Shanghai: Track-and-field great Michael Johnson says athletics bosses must unearth more personalities such as sprint superstar Usain Bolt to boost the sport’s flagging popularity.

Johnson concedes the sport ‘needs help’ and called on the International Association of Athletics Federation (IAAF) to devise a concerted marketing strategy to engage a younger audience more interested in other sports.

An obsession with the ultra-charismatic and successful Bolt, the legendary 100-metre and 200-metre runner, does not help matters, the American legend feels.

Added to this, he admits there is widespread negativity attached to athletics following a number of doping scandals.

Speaking in Shanghai, China on the sidelines of Laureus awards ceremony, the four-time Olympic champion said: “I do think about that and hear that a lot and I think those two, in all honesty, those are the two things I hear most where the blame is put: All of the negativity and there are no personalities.

“I think our sport makes it very difficult for you guys to actually write about people who may have personality or people who may be potential stars of the sport because we don’t put them in front of you. We just keep pushing Usain Bolt on you.

“Then we expect that you guys are actually going to go and find other people with personalities.”

Currently Bolt and Justin Gatlin, who returned to athletics in 2010 following a four-year doping ban, are the only recognisable figures in the sport’s marquee event, the 100 metres.

“It’s not very good right now,” Johnson said of the lack of competition for the high-profile pair.
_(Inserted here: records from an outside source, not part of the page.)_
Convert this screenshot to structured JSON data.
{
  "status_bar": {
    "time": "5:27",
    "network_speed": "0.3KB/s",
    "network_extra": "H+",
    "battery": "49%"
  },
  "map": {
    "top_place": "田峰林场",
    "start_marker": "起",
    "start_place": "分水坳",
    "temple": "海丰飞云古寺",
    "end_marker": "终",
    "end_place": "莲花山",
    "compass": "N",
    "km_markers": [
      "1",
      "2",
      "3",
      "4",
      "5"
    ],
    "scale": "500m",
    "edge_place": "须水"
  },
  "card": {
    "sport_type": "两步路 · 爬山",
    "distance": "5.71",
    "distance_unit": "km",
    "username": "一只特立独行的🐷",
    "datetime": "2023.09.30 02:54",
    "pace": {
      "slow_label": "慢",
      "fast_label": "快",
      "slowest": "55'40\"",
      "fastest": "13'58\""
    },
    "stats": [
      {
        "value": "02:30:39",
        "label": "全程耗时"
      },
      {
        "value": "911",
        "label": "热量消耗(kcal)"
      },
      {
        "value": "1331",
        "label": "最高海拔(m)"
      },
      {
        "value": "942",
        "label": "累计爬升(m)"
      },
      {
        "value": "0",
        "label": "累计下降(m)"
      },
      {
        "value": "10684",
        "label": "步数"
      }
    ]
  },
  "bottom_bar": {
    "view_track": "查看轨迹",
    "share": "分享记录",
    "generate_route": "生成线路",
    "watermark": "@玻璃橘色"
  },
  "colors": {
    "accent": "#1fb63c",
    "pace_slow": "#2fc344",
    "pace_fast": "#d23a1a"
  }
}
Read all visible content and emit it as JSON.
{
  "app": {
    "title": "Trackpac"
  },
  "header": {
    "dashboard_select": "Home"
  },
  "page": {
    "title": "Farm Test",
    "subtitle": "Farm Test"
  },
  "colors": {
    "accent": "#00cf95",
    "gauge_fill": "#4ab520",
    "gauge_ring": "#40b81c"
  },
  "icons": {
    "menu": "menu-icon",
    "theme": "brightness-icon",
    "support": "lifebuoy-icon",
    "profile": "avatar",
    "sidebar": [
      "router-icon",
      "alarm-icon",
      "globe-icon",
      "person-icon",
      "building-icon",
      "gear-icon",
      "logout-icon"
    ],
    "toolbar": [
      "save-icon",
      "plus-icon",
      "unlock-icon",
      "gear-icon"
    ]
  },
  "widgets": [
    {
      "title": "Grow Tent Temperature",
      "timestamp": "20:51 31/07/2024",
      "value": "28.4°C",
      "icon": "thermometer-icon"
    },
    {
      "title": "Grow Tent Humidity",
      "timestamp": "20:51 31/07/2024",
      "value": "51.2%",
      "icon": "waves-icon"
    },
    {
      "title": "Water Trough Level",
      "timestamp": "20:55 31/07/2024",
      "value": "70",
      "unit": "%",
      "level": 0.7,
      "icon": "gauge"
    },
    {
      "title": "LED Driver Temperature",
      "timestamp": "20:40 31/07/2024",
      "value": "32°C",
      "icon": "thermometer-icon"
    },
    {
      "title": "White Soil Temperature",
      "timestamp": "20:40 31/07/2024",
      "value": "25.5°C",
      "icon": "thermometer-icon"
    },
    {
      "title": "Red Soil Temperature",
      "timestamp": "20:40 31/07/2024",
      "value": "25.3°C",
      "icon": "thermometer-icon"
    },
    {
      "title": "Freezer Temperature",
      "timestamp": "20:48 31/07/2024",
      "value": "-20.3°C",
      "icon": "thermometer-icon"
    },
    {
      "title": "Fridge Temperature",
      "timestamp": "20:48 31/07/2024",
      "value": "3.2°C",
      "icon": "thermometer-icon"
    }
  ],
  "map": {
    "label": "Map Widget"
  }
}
“Bolt set the bar so high and I don’t think he’s going to run those times anymore – he’s come down a little bit – and then Gatlin’s still running the times he was running a few years ago. It’s a little bit stale. It’s not this like this fresh, new thing. And yes, [Bolt’s compatriot, Yohan] Blake has been injured.”

Are radical changed needed, such as ditching the likes of discus and shot put for new and more exciting disciplines?

Johnson said: “I don’t think it’s that simple of saying, ‘Hey, let’s just do this’. I think it’s a matter of actually really taking and really serious approach to understanding, ‘What do people want to see?’.

“The sport will need to invest in understanding and gathering that information and going about this in the best way.

“We can all sit here and I can sit here and say it’s because I participated in the sport at a high level that, ‘We should do this’, and then you guys will go off and write that and everybody will say, ‘Well, Michael said it, so we should do it’.

“Actually, I wish it worked that way. But, seriously, it’s going to take a really serious approach to understanding what would work and what wouldn’t work.”

He added: “I would not suggest that the sport just make these kinds of drastic decisions: ‘Let’s take this out and let’s take that out, because we think that people don’t want to see the discus’.

“We may find that we’re wrong. Probably not.”